Compressions Are Not As Strong
Children have chests that are much more shallow than adults. Also, the bones of a child are a bit more pliable as they contain more cartilage than adult bones. This means that far less pressure is needed to compress the chest to move blood throughout the body. So, depending on the age of the child, you should be using only one hand to complete compressions as this will help you to control the amount of force you place on the heart. And, this is important when it comes to preventing injuries like soft tissue damage to the heart itself.
When you are completing the less forceful contractions, the depth should also be adjusted to about one to one and a half inches instead of the two inches you need for an adult.
While the compressions are not nearly as strong, you will still need to retain the same sort of speed that you would if you were performing CPR on an adult. You want to compress at a rate of about 100 to 120 compressions each minute. Compression speed is quicker than most people realize, and this is one reason why you often want to hum a song in your head to keep your beat. Check out a CPR song list to find a tune that you can keep rhythm to.

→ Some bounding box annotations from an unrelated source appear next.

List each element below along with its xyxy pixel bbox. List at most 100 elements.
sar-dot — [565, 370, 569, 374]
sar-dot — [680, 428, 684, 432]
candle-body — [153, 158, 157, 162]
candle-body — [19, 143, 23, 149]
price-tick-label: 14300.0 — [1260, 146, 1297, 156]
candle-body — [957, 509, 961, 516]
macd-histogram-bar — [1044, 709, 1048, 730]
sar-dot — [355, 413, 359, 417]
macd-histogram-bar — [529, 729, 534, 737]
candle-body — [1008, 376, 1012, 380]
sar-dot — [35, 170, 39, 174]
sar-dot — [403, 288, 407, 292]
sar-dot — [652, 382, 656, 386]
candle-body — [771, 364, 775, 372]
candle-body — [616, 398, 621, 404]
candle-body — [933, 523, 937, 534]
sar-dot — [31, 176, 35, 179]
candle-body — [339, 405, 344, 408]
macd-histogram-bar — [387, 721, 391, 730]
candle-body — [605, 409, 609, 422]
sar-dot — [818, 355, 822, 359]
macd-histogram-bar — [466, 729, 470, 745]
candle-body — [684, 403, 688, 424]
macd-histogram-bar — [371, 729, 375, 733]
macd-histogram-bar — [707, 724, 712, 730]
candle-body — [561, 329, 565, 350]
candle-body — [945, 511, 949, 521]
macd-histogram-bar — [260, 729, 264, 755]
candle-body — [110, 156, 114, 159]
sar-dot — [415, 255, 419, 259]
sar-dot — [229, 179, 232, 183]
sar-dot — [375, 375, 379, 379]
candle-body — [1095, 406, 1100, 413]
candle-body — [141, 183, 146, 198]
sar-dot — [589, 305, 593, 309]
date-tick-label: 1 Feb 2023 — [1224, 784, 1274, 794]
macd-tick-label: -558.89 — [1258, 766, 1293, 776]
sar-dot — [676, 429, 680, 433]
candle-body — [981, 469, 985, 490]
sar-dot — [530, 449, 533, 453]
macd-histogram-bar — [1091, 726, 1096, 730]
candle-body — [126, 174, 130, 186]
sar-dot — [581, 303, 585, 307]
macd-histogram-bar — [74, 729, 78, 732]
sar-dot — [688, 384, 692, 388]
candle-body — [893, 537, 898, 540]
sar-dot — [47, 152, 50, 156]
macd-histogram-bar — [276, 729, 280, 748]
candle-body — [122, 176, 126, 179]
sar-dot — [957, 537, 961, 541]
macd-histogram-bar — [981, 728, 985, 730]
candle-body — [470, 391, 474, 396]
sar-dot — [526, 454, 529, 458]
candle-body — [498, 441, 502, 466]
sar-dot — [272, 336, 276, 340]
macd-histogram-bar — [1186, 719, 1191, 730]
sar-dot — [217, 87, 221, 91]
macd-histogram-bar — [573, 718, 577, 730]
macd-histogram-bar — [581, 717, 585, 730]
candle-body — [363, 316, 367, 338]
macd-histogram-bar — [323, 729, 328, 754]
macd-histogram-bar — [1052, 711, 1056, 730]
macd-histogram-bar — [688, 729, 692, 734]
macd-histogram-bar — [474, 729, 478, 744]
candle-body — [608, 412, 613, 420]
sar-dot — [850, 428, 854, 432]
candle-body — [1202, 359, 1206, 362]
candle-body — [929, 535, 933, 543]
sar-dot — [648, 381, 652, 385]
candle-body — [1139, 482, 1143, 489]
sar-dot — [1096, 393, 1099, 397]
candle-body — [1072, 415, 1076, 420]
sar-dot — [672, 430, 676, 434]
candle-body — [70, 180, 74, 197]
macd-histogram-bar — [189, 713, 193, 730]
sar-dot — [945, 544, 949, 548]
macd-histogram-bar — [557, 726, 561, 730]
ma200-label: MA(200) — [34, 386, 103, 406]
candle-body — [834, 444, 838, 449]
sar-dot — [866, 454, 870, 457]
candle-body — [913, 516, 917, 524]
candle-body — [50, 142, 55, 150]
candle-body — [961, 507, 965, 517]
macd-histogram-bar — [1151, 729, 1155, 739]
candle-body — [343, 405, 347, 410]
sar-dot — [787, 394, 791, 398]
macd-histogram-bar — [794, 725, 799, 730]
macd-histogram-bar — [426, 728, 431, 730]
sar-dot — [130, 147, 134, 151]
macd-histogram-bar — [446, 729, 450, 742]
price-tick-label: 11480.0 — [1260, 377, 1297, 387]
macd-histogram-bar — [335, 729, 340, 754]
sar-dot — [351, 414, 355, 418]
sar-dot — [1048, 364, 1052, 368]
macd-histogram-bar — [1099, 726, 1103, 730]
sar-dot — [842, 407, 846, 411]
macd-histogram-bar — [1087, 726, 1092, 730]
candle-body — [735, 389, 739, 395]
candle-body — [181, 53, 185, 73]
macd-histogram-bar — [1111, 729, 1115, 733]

CPR Is Started Immediately
When it comes to adults who are going through cardiac arrest, you are advised to contact 911 immediately. This is important so that trained professionals can provide assistance in the way of shock treatments and medications that are more likely to save a life than just CPR alone. However, when it comes to children, you want to start CPR immediately before you contact 911. Children are much more likely to respond positively to CPR, even by a relatively untrained individual due to their relative resiliency.
Once you start CPR, you want to complete compressions for about two minutes before calling 911. If possible, finding someone quickly who can do so for you is a good idea. And, make sure to keep the emergency professionals on the line if possible since they can help to ensure that you are retaining the correct CPR compression speed.